Exim logs filled with dovecot_login fails

NOC SZ

Member
Sep 13, 2017
7
0
1
Dubai
cPanel Access Level
Root Administrator
I m getting the below in my exim_mainlog
Code:
==================
2019-04-14 03:37:18 dovecot_login authenticator failed for (server.com) [178.128.xx.xxx]:57038: 535 Incorrect authentication data ([email protected])
2019-04-14 03:37:18 SMTP connection from (server.com) [178.128.xx.xxx]:57038 lost (error: Connection reset by peer) D=1s
2019-04-14 03:37:45 SMTP connection from [142.93.xxx.xx]:41656 (TCP/IP connection count = 1)
2019-04-14 03:37:45 no host name found for IP address 142.93.xxx.xx
==================
and there are lot of these entries.
The domain(or subdomain) some.domain.ns.ca is pointing to my ip which is not my domain.
How can I get rid of this?
Is it any kind of attack?

Please help.
 
Last edited by a moderator:

NOC SZ

Member
Sep 13, 2017
7
0
1
Dubai
cPanel Access Level
Root Administrator
Thank you @cPanelMichael
Unfortunately the thread you have shared doesn't answer my question, in fact there is no perfect solution in that thread.
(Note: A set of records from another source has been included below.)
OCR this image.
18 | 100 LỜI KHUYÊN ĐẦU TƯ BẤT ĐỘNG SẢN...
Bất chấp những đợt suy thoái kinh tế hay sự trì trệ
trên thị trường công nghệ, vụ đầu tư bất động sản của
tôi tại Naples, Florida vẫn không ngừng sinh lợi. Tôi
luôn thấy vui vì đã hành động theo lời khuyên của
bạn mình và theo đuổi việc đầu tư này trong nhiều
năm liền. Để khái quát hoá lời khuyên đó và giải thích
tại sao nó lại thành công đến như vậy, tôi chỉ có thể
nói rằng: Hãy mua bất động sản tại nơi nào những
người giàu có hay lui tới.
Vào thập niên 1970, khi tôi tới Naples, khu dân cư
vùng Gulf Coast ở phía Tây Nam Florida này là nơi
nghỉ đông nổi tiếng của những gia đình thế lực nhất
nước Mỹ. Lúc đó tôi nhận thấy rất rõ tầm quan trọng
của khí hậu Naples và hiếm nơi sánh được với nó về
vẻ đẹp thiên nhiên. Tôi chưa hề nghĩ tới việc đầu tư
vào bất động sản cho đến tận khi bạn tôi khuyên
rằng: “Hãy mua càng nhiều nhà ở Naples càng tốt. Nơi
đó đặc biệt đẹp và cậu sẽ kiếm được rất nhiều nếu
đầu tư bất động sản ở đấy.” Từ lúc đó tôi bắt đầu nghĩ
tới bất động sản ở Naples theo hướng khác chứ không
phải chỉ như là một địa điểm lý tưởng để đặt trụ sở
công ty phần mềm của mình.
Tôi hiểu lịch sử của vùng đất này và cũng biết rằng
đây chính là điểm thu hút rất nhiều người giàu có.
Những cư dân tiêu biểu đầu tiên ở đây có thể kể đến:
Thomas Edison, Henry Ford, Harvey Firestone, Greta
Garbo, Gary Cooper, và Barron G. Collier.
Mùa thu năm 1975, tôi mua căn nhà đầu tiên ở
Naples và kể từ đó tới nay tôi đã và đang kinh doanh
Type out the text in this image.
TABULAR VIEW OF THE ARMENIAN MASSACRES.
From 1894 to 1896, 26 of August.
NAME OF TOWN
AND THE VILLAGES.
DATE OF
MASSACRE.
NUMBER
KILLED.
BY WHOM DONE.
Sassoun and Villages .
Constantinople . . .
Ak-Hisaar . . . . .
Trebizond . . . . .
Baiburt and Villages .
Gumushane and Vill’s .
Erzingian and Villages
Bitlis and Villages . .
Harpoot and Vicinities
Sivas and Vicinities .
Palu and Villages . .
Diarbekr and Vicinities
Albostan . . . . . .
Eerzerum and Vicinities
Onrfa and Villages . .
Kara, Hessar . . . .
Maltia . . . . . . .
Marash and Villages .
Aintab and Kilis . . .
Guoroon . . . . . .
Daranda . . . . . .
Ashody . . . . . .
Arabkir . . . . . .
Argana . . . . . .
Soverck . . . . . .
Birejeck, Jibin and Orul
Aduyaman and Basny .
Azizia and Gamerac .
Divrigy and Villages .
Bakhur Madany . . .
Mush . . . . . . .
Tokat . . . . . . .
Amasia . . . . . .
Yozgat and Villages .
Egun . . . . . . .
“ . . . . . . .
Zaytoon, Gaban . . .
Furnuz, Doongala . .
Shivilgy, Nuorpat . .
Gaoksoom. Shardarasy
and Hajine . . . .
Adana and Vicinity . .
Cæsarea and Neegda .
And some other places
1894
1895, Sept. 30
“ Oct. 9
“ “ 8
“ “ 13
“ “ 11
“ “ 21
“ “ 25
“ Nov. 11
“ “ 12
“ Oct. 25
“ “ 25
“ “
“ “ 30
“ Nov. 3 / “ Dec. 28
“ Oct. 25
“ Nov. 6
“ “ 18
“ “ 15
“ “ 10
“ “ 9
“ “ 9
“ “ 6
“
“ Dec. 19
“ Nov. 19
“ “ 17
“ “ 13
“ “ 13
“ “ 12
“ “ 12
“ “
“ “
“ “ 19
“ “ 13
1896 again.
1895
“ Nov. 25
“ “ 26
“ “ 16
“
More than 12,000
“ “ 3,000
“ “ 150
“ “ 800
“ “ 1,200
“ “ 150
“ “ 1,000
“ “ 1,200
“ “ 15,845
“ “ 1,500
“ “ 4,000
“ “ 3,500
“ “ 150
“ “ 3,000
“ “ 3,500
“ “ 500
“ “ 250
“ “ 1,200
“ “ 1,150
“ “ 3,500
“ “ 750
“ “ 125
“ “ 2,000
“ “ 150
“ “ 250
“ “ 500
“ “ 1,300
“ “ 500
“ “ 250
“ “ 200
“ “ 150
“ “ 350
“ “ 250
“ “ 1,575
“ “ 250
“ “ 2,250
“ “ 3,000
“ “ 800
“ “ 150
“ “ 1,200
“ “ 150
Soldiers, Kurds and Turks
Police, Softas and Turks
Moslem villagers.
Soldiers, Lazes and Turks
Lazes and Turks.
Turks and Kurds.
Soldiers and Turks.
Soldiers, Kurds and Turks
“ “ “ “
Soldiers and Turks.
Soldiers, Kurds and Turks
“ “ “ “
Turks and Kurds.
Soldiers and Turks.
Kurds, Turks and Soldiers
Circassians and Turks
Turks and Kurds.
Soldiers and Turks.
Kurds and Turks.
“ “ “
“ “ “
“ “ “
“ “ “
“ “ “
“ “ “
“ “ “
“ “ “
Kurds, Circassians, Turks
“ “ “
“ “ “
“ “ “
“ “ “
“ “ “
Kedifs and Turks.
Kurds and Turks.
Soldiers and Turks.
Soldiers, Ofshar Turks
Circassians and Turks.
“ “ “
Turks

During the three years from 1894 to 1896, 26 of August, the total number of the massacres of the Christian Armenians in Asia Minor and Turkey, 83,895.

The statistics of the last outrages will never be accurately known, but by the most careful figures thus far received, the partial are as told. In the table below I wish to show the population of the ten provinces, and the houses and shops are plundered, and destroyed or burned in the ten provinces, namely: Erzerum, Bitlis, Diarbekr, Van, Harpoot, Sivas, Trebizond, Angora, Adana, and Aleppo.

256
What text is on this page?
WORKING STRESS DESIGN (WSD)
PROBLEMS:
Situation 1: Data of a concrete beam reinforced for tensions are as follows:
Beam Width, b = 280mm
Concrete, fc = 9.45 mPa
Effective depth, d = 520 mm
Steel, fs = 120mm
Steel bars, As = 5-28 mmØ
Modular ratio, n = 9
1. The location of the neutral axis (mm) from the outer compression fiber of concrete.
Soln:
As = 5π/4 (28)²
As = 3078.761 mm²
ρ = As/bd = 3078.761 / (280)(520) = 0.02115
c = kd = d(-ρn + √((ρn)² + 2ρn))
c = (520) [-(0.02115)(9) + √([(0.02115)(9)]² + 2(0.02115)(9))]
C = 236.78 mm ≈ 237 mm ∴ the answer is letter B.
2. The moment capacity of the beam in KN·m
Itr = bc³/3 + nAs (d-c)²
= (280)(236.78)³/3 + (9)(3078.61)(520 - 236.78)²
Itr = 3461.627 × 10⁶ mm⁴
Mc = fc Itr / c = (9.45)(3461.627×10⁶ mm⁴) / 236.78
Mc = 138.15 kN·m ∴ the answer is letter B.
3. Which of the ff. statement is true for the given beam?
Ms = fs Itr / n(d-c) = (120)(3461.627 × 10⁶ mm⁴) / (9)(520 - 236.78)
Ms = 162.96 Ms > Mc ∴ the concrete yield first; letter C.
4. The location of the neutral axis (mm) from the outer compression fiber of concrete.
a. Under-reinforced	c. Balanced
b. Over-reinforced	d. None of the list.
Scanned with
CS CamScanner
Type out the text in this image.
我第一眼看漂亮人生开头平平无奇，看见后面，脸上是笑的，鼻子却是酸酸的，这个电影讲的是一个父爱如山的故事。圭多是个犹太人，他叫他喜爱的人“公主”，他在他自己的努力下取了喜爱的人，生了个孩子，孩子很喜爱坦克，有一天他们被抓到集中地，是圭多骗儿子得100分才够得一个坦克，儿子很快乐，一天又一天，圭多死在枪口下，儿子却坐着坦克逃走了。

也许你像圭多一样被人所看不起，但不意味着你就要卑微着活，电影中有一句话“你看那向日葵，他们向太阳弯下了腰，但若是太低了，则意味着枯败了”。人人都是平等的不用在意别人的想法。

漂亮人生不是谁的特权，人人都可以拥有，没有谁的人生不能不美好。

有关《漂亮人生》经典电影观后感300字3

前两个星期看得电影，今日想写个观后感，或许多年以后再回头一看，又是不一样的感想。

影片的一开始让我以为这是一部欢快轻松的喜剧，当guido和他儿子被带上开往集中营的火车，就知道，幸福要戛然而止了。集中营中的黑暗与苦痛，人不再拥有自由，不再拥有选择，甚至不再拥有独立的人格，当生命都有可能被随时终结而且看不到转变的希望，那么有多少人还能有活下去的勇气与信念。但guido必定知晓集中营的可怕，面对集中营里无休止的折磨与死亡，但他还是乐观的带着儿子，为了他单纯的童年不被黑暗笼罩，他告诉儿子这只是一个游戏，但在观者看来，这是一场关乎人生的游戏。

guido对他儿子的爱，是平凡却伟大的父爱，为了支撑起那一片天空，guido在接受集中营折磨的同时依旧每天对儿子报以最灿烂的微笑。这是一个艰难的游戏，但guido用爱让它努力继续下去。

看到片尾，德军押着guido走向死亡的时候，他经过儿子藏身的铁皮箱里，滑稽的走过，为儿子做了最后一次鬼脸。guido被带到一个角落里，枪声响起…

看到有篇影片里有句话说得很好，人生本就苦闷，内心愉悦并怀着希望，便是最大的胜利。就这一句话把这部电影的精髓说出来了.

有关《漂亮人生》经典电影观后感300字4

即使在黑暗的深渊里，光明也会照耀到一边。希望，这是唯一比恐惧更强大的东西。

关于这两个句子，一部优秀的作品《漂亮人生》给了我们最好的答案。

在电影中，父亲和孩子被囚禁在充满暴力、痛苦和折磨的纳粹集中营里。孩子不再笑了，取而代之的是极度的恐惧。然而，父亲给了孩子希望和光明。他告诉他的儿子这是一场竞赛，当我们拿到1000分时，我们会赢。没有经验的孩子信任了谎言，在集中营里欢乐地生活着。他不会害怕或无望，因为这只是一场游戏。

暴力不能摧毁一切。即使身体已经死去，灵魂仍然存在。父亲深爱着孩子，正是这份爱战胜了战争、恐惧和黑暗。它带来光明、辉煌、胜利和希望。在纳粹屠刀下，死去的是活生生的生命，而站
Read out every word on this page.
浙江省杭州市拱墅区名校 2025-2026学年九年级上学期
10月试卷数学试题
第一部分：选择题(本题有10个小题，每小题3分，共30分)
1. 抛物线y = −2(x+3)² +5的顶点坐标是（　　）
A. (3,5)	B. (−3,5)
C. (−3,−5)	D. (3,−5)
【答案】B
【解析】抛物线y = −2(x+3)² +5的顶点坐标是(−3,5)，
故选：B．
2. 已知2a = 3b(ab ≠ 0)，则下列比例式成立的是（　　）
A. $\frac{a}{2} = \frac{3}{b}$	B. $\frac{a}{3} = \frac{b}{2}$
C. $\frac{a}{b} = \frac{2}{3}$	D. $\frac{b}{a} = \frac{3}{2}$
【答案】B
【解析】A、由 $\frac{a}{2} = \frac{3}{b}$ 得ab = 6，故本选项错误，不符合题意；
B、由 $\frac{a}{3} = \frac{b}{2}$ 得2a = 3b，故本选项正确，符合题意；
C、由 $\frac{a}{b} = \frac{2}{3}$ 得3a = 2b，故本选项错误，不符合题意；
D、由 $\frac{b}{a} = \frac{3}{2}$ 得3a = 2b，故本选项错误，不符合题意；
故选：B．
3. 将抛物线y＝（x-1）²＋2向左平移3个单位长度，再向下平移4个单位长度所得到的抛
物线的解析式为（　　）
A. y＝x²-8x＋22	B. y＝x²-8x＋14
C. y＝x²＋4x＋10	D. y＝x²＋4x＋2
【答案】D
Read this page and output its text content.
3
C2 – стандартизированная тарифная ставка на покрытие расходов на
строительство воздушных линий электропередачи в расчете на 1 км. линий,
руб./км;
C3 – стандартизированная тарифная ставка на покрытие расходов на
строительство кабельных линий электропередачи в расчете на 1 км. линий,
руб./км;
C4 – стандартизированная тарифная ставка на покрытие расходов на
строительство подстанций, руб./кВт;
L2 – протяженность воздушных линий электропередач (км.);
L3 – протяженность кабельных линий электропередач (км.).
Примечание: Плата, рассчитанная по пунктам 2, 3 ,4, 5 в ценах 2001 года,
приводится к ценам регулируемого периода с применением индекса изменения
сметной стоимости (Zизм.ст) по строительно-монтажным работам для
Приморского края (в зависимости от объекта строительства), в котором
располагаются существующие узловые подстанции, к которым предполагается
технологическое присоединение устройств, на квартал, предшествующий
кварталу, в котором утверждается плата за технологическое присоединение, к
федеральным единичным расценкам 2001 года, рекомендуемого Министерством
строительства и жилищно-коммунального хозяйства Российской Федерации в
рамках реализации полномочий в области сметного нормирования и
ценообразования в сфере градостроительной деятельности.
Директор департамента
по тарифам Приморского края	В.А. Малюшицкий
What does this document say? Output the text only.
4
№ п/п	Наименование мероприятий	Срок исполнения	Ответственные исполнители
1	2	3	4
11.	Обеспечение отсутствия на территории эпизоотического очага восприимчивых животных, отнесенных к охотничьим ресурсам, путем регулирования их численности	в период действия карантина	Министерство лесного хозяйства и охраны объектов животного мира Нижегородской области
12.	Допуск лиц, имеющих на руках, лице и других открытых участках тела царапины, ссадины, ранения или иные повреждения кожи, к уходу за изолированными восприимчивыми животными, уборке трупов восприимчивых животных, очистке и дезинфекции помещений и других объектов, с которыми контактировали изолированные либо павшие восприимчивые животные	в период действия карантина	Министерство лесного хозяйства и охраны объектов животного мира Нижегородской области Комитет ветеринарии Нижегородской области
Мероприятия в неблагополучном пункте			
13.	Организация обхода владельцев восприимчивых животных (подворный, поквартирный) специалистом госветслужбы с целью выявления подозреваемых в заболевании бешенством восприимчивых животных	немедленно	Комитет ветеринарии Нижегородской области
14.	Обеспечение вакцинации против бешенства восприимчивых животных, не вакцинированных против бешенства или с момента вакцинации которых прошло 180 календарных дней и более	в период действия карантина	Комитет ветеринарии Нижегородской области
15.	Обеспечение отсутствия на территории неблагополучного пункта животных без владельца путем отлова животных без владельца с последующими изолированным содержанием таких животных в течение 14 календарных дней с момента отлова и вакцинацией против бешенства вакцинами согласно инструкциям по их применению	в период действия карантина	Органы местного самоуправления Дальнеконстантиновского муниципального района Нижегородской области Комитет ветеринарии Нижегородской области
Is it possible to block the domain town.example.com before they make an attempt for smtp login?
 
Last edited:

cPanelMichael

Administrator
Staff member
Apr 11, 2011
47,910
2,215
363
Hello @NOC SZ,

You can't do this with any existing cPanel & WHM features, but you could setup a custom regular expression rule in CSF (a free firewall management plugin) to automatically block IP addresses that attempt to use "town.example.tld" as the email account username. Here's the link to the thread on the CSF forums that shows examples of how to do this:

Custom REGEX rules for CSF. - ConfigServer Community Forum

Thank you.
 

NOC SZ

Member
Sep 13, 2017
7
0
1
Dubai
cPanel Access Level
Root Administrator
Thanks again for your help @cPanelMichael

I tried that already and blocking the IPs at the very first attempt. But each time they are coming with a new IP which makes this action less useful.
Any other means like change exim configs or anything to get rid of this?
I think there are more people out there having same issue?